Simple-sequence DNA is short, tandemly repeated sequences that are found in cetromeres and parts of chromosomes as well. Simple-sequence DNA often called as satellite. The bands are formed at different positions other than main band and these bands are called satellite bands. These are mainly concentrated at specific location in chromosomes. Microsatellites are the repeats containing 1-13 base pairs originated from "backward slippage" of template strand of daughter strand during DNA replication. Depending on its occurrence in genes, at least 14 different types of neuromuscular diseases are caused and some of them are Myotonic dystrophy and spinocerebellar ataxia.
Lodish et al, 1986
FUNCTIONS OF mRNA
The genetic information carried by mRNA from DNA is used as a template for the synthesis of polypeptide because mRNA is in the form, that of long single stranded chain that contains codons. Nucleotides present in mRNA molecules, infact code for amino acids. The sets of three nucleotide sequences are read in mRNA by particular amino acids.

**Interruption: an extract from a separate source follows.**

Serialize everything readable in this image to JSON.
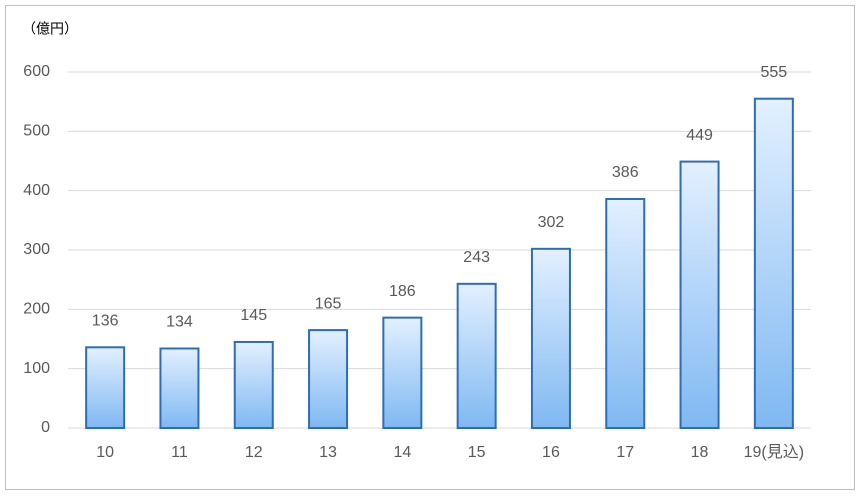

The presence of cap helps to protect the mRNA from attack by RNAases at 5'-hydroxyl terminal.
The function of poly (A) tail is not clearly understood but it is believed that it prevents the mRNA from attack by 3'-exonucleases and maintaining the intercellular stability.

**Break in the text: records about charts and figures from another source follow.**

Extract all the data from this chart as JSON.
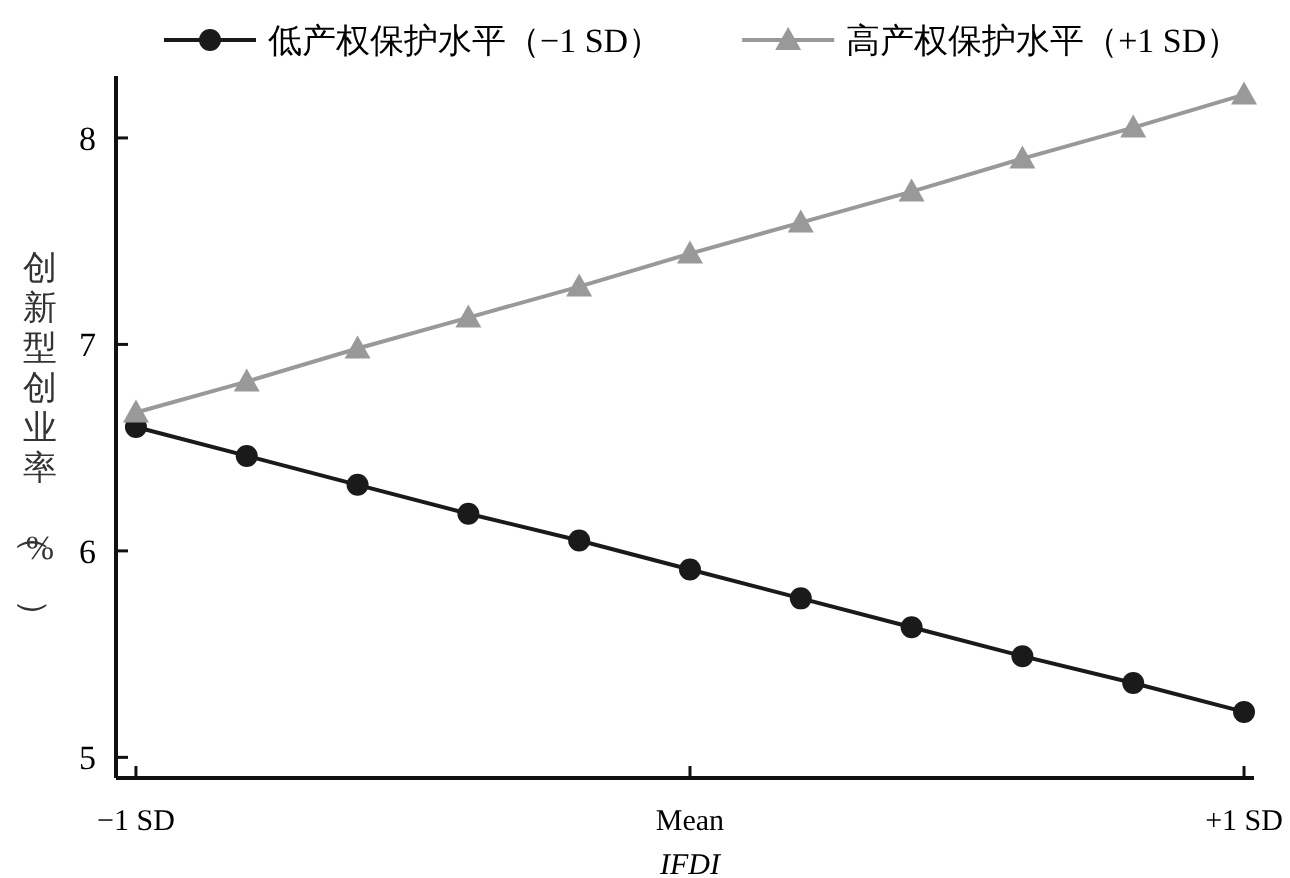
{
  "chart_data": {
    "type": "line",
    "xlabel": "IFDI",
    "ylabel": "创新型创业率（%）",
    "x": [
      -1,
      -0.8,
      -0.6,
      -0.4,
      -0.2,
      0,
      0.2,
      0.4,
      0.6,
      0.8,
      1
    ],
    "xlim": [
      -1.036,
      1.018
    ],
    "xticks": [
      {
        "value": -1,
        "label": "−1 SD"
      },
      {
        "value": 0,
        "label": "Mean"
      },
      {
        "value": 1,
        "label": "+1 SD"
      }
    ],
    "ylim": [
      4.9,
      8.3
    ],
    "yticks": [
      5,
      6,
      7,
      8
    ],
    "series": [
      {
        "name": "低产权保护水平（−1 SD）",
        "color": "#1a1a1a",
        "marker": "circle",
        "values": [
          6.6,
          6.46,
          6.32,
          6.18,
          6.05,
          5.91,
          5.77,
          5.63,
          5.49,
          5.36,
          5.22
        ]
      },
      {
        "name": "高产权保护水平（+1 SD）",
        "color": "#999999",
        "marker": "triangle",
        "values": [
          6.67,
          6.82,
          6.98,
          7.13,
          7.28,
          7.44,
          7.59,
          7.74,
          7.9,
          8.05,
          8.21
        ]
      }
    ],
    "legend": "top",
    "grid": false,
    "line_style": "solid"
  }
}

(Source: Waver etal, 1999)
FUNCTIONS OF tRNA
Particular tRNA carries the specific amino acids to the mRNA, for example, tRNA carrying methionine is denoted as tRNAmet and serine carrying tRNA is denoted as tRNAser.

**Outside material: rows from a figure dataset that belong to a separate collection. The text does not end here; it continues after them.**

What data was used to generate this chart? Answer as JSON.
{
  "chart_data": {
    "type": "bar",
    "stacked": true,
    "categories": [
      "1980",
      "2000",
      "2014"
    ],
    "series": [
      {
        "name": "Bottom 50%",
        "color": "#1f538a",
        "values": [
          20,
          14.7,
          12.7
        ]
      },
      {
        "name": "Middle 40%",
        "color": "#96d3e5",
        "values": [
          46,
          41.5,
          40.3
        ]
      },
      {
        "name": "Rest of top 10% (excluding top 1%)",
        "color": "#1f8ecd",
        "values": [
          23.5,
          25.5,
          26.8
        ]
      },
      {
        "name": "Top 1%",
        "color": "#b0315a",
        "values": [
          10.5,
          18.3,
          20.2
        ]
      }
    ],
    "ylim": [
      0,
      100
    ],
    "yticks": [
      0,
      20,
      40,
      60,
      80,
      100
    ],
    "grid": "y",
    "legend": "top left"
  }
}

The tRNA carrying amino acids attaches to the ribosome according to the specific sequence for the synthesis of polypeptide chains.
Source: Deciphering the Genetic Code (n.d.)
Fig 9: Function of tRNA
FUNCTIONS OF rRNA
-By producing the catalytic regions in ribosomes, it provides the structure and shape.
-By interacting between the tRNA and protein machinery, it helps to speed up or catalyses protein synthesis.
Lodish,H et al, 1986
How does the structure of each particular nucleic acid make it ideally suited for its function?
DNA- DNA is double stranded formed by base pairing of two polynucleotides; the hydrophobic bases are shielded by polar hydrophilic sugar phosphate where base pairing between adenine with thymine and guanine with cytosine take place resulting in conservation of genetic information. The hydrogen bonds formed between guanine and cytosine (triple bond) is stronger than bond formed between adenine and thymine (double bond) because triple bond need more energy than double bond to break, thus hydrogen bonds formed between bases makes DNA chemically stronger. The presence of methylated Thymine protects DNA from attack by enzymes.
RNA-mRNA: since start and stop codons are present, it can initiate translation as well as terminate the synthesized proteins. Also the presence of 'cap' and 'poly (A) tail' protect the mRNA so that it can bind with tRNA to synthesize protein.
-tRNA: Presence of anticodon in one of the stems can bind with codons of mRNA so that amino acids carried by tRNA can transfer to mRNA.
-rRNA: Until both subunits do not bind to mRNA, translation will not occur. Translation will not complete if ribosomal RNA is absent.